Should the parties so amend their pleadings as more clearly to present the merits of the controversy, the questions we have considered may not arise upon a future trial. It is not intended to anticipate those which may be presented, but only to mention some general principles applicable to the cause under the appropriate issues.

The hiring for a definite period being admitted or proved, the law implies a promise to redeliver the slave when the time had elapsed. 2 Const. (S. C.) 374; 1 Bailey (S. C.), 358. By the contract of hiring, it was incumbent on the defendant to treat the hired slave with due care.
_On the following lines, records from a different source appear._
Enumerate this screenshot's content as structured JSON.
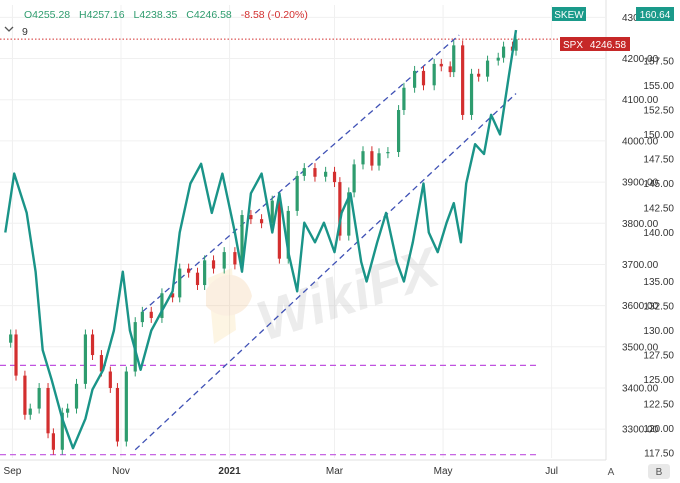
{
  "ohlc_header": {
    "open": "O4255.28",
    "high": "H4257.16",
    "low": "L4238.35",
    "close": "C4246.58",
    "change": "-8.58 (-0.20%)",
    "indicator_count": "9"
  },
  "badges": {
    "skew_label": "SKEW",
    "skew_value": "160.64",
    "spx_label": "SPX",
    "spx_value": "4246.58"
  },
  "colors": {
    "candle_up": "#2e9c6e",
    "candle_down": "#d32f2f",
    "skew_line": "#1a9488",
    "channel_line": "#3f51b5",
    "support_line": "#c052e0",
    "skew_badge": "#1a9a8a",
    "spx_badge": "#c62828"
  },
  "icons": {
    "collapse": "chevron-down-icon",
    "watermark": "wikifx-logo-icon"
  },
  "watermark": {
    "text": "WikiFX"
  },
  "chart_data": {
    "type": "candlestick",
    "x_labels": [
      "Sep",
      "Nov",
      "2021",
      "Mar",
      "May",
      "Jul"
    ],
    "y_left": {
      "label": "SPX",
      "ticks": [
        3300,
        3400,
        3500,
        3600,
        3700,
        3800,
        3900,
        4000,
        4100,
        4200,
        4300
      ],
      "range": [
        3230,
        4330
      ]
    },
    "y_right": {
      "label": "SKEW",
      "ticks": [
        117.5,
        120.0,
        122.5,
        125.0,
        127.5,
        130.0,
        132.5,
        135.0,
        140.0,
        142.5,
        145.0,
        147.5,
        150.0,
        152.5,
        155.0,
        157.5
      ],
      "range": [
        117.0,
        163.2
      ]
    },
    "axis_buttons": [
      "A",
      "B"
    ],
    "spx_close_points": [
      {
        "d": "2020-08-31",
        "c": 3530
      },
      {
        "d": "2020-09-03",
        "c": 3430
      },
      {
        "d": "2020-09-08",
        "c": 3335
      },
      {
        "d": "2020-09-11",
        "c": 3350
      },
      {
        "d": "2020-09-16",
        "c": 3400
      },
      {
        "d": "2020-09-21",
        "c": 3290
      },
      {
        "d": "2020-09-24",
        "c": 3250
      },
      {
        "d": "2020-09-29",
        "c": 3340
      },
      {
        "d": "2020-10-02",
        "c": 3350
      },
      {
        "d": "2020-10-07",
        "c": 3410
      },
      {
        "d": "2020-10-12",
        "c": 3530
      },
      {
        "d": "2020-10-16",
        "c": 3480
      },
      {
        "d": "2020-10-21",
        "c": 3440
      },
      {
        "d": "2020-10-26",
        "c": 3400
      },
      {
        "d": "2020-10-30",
        "c": 3270
      },
      {
        "d": "2020-11-04",
        "c": 3440
      },
      {
        "d": "2020-11-09",
        "c": 3560
      },
      {
        "d": "2020-11-13",
        "c": 3585
      },
      {
        "d": "2020-11-18",
        "c": 3570
      },
      {
        "d": "2020-11-24",
        "c": 3630
      },
      {
        "d": "2020-11-30",
        "c": 3620
      },
      {
        "d": "2020-12-04",
        "c": 3690
      },
      {
        "d": "2020-12-09",
        "c": 3680
      },
      {
        "d": "2020-12-14",
        "c": 3650
      },
      {
        "d": "2020-12-18",
        "c": 3710
      },
      {
        "d": "2020-12-23",
        "c": 3690
      },
      {
        "d": "2020-12-29",
        "c": 3730
      },
      {
        "d": "2021-01-04",
        "c": 3700
      },
      {
        "d": "2021-01-08",
        "c": 3820
      },
      {
        "d": "2021-01-13",
        "c": 3810
      },
      {
        "d": "2021-01-19",
        "c": 3800
      },
      {
        "d": "2021-01-25",
        "c": 3855
      },
      {
        "d": "2021-01-29",
        "c": 3714
      },
      {
        "d": "2021-02-03",
        "c": 3830
      },
      {
        "d": "2021-02-08",
        "c": 3915
      },
      {
        "d": "2021-02-12",
        "c": 3934
      },
      {
        "d": "2021-02-18",
        "c": 3913
      },
      {
        "d": "2021-02-24",
        "c": 3925
      },
      {
        "d": "2021-03-01",
        "c": 3900
      },
      {
        "d": "2021-03-04",
        "c": 3770
      },
      {
        "d": "2021-03-09",
        "c": 3875
      },
      {
        "d": "2021-03-12",
        "c": 3943
      },
      {
        "d": "2021-03-17",
        "c": 3975
      },
      {
        "d": "2021-03-22",
        "c": 3940
      },
      {
        "d": "2021-03-26",
        "c": 3970
      },
      {
        "d": "2021-03-31",
        "c": 3973
      },
      {
        "d": "2021-04-06",
        "c": 4075
      },
      {
        "d": "2021-04-09",
        "c": 4129
      },
      {
        "d": "2021-04-15",
        "c": 4170
      },
      {
        "d": "2021-04-20",
        "c": 4135
      },
      {
        "d": "2021-04-26",
        "c": 4187
      },
      {
        "d": "2021-04-30",
        "c": 4181
      },
      {
        "d": "2021-05-05",
        "c": 4167
      },
      {
        "d": "2021-05-07",
        "c": 4232
      },
      {
        "d": "2021-05-12",
        "c": 4063
      },
      {
        "d": "2021-05-17",
        "c": 4163
      },
      {
        "d": "2021-05-21",
        "c": 4156
      },
      {
        "d": "2021-05-26",
        "c": 4195
      },
      {
        "d": "2021-06-01",
        "c": 4202
      },
      {
        "d": "2021-06-04",
        "c": 4229
      },
      {
        "d": "2021-06-09",
        "c": 4219
      },
      {
        "d": "2021-06-11",
        "c": 4247
      }
    ],
    "skew_points": [
      {
        "d": "2020-08-28",
        "v": 140
      },
      {
        "d": "2020-09-02",
        "v": 146
      },
      {
        "d": "2020-09-09",
        "v": 142
      },
      {
        "d": "2020-09-14",
        "v": 136
      },
      {
        "d": "2020-09-18",
        "v": 128
      },
      {
        "d": "2020-09-23",
        "v": 125
      },
      {
        "d": "2020-09-29",
        "v": 121
      },
      {
        "d": "2020-10-05",
        "v": 118
      },
      {
        "d": "2020-10-12",
        "v": 121
      },
      {
        "d": "2020-10-16",
        "v": 124
      },
      {
        "d": "2020-10-22",
        "v": 126
      },
      {
        "d": "2020-10-28",
        "v": 130
      },
      {
        "d": "2020-11-02",
        "v": 136
      },
      {
        "d": "2020-11-06",
        "v": 130
      },
      {
        "d": "2020-11-12",
        "v": 126
      },
      {
        "d": "2020-11-18",
        "v": 130
      },
      {
        "d": "2020-11-24",
        "v": 132
      },
      {
        "d": "2020-11-30",
        "v": 134
      },
      {
        "d": "2020-12-04",
        "v": 140
      },
      {
        "d": "2020-12-10",
        "v": 145
      },
      {
        "d": "2020-12-16",
        "v": 147
      },
      {
        "d": "2020-12-22",
        "v": 142
      },
      {
        "d": "2020-12-28",
        "v": 146
      },
      {
        "d": "2021-01-04",
        "v": 140
      },
      {
        "d": "2021-01-08",
        "v": 136
      },
      {
        "d": "2021-01-13",
        "v": 144
      },
      {
        "d": "2021-01-19",
        "v": 146
      },
      {
        "d": "2021-01-25",
        "v": 140
      },
      {
        "d": "2021-01-29",
        "v": 144
      },
      {
        "d": "2021-02-03",
        "v": 138
      },
      {
        "d": "2021-02-08",
        "v": 134
      },
      {
        "d": "2021-02-12",
        "v": 141
      },
      {
        "d": "2021-02-18",
        "v": 139
      },
      {
        "d": "2021-02-23",
        "v": 141
      },
      {
        "d": "2021-03-01",
        "v": 138
      },
      {
        "d": "2021-03-05",
        "v": 142
      },
      {
        "d": "2021-03-10",
        "v": 144
      },
      {
        "d": "2021-03-16",
        "v": 137
      },
      {
        "d": "2021-03-19",
        "v": 135
      },
      {
        "d": "2021-03-25",
        "v": 139
      },
      {
        "d": "2021-03-30",
        "v": 142
      },
      {
        "d": "2021-04-05",
        "v": 137
      },
      {
        "d": "2021-04-09",
        "v": 135
      },
      {
        "d": "2021-04-14",
        "v": 139
      },
      {
        "d": "2021-04-20",
        "v": 145
      },
      {
        "d": "2021-04-23",
        "v": 140
      },
      {
        "d": "2021-04-28",
        "v": 138
      },
      {
        "d": "2021-05-03",
        "v": 141
      },
      {
        "d": "2021-05-07",
        "v": 143
      },
      {
        "d": "2021-05-11",
        "v": 139
      },
      {
        "d": "2021-05-14",
        "v": 145
      },
      {
        "d": "2021-05-19",
        "v": 149
      },
      {
        "d": "2021-05-24",
        "v": 148
      },
      {
        "d": "2021-05-28",
        "v": 152
      },
      {
        "d": "2021-06-02",
        "v": 150
      },
      {
        "d": "2021-06-07",
        "v": 156
      },
      {
        "d": "2021-06-11",
        "v": 160.64
      }
    ],
    "channel_lines": [
      {
        "from": {
          "d": "2020-11-13",
          "y": 3585
        },
        "to": {
          "d": "2021-05-10",
          "y": 4257
        }
      },
      {
        "from": {
          "d": "2020-11-09",
          "y": 3250
        },
        "to": {
          "d": "2021-06-11",
          "y": 4115
        }
      }
    ],
    "support_lines": [
      3455,
      3238
    ],
    "last_price_line": 4247
  }
}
Less than ordinary care and diligence would render him responsible for any loss or injury which might accrue to the plaintiff. It was his duty strictly to observe and respect the contract, and not to employ her in any other manner or for any longer period than that for which she had been hired. 1 Const. (S. C.) 121. He was bound to observe towards Jhe slave, the same humane and careful treatment which a discreet, humane and prudent master would observe in the treatment of his own slaves, and to restore her to the plaintiff in as good condition as he had received her, unless her condition had become deteriorated without his default or negligence. And he is responsible for the conduct of his agents and those acting under him, as for his own conduct. When the period of the hiring had elapsed, or when called upon, it was his duty to redeliver the slave or to account for his default, by showing the death of the slave or some casualty which placed it beyond his power to redeliver her. But when such casualty or accident is shown, the burden of proof of the negligence is thrown upon the plaintiff, and the defendant will not be bound affirmatively to prove that he used reasonable care. 3 Kent Com. 587. Whether the requisite degree of care, that is, such at least, in respect to this species of property as is exercised by a discreet, prudent and humane man in the management of his own affairs, has been observed by the defendant, must depend upon the particular circumstances of the case as they shall appear in evidence.

Our principal difficulty in determining upon a reversal of the judgment has arisen from the averment by the plaintiff in his petition that he “ is informed and has reason to believe that his said negro woman, Mehala, is dead, caused by the ill and inhuman treatment of the said Mitchell.” Had there been a general denial negativing this averment (if it may be regarded as an averment and not as mere sur-plusage) there can be no doubt that the burden of proof of the death *324)of the negro,,the negligence of the defendant, and in short, of every fact necessary to a recovery by the plaintiff would have been thrown upon him by this averment. And this illustrates the truth of the observation of Mr. Justice Buller, that it is the duty of a good pleader not to clog the record with unnecessary matter, and thereby throw a greater burden of proof on his client than the law requires. Since, however, it is so manifest that the parties did not try the issues presented by the record, arid that they were entirely misapprehended by the, court, we have thought that the justice of the case would better be attained by a new trial.

It appearing that there is error in the charge of the judge and that the jury may have been misled thereby, and not being satisfied that justice has been done between the parties, we are of opinion that the judgment be reversed and the cause remanded for further proceedings in the district court, in accordance herewith.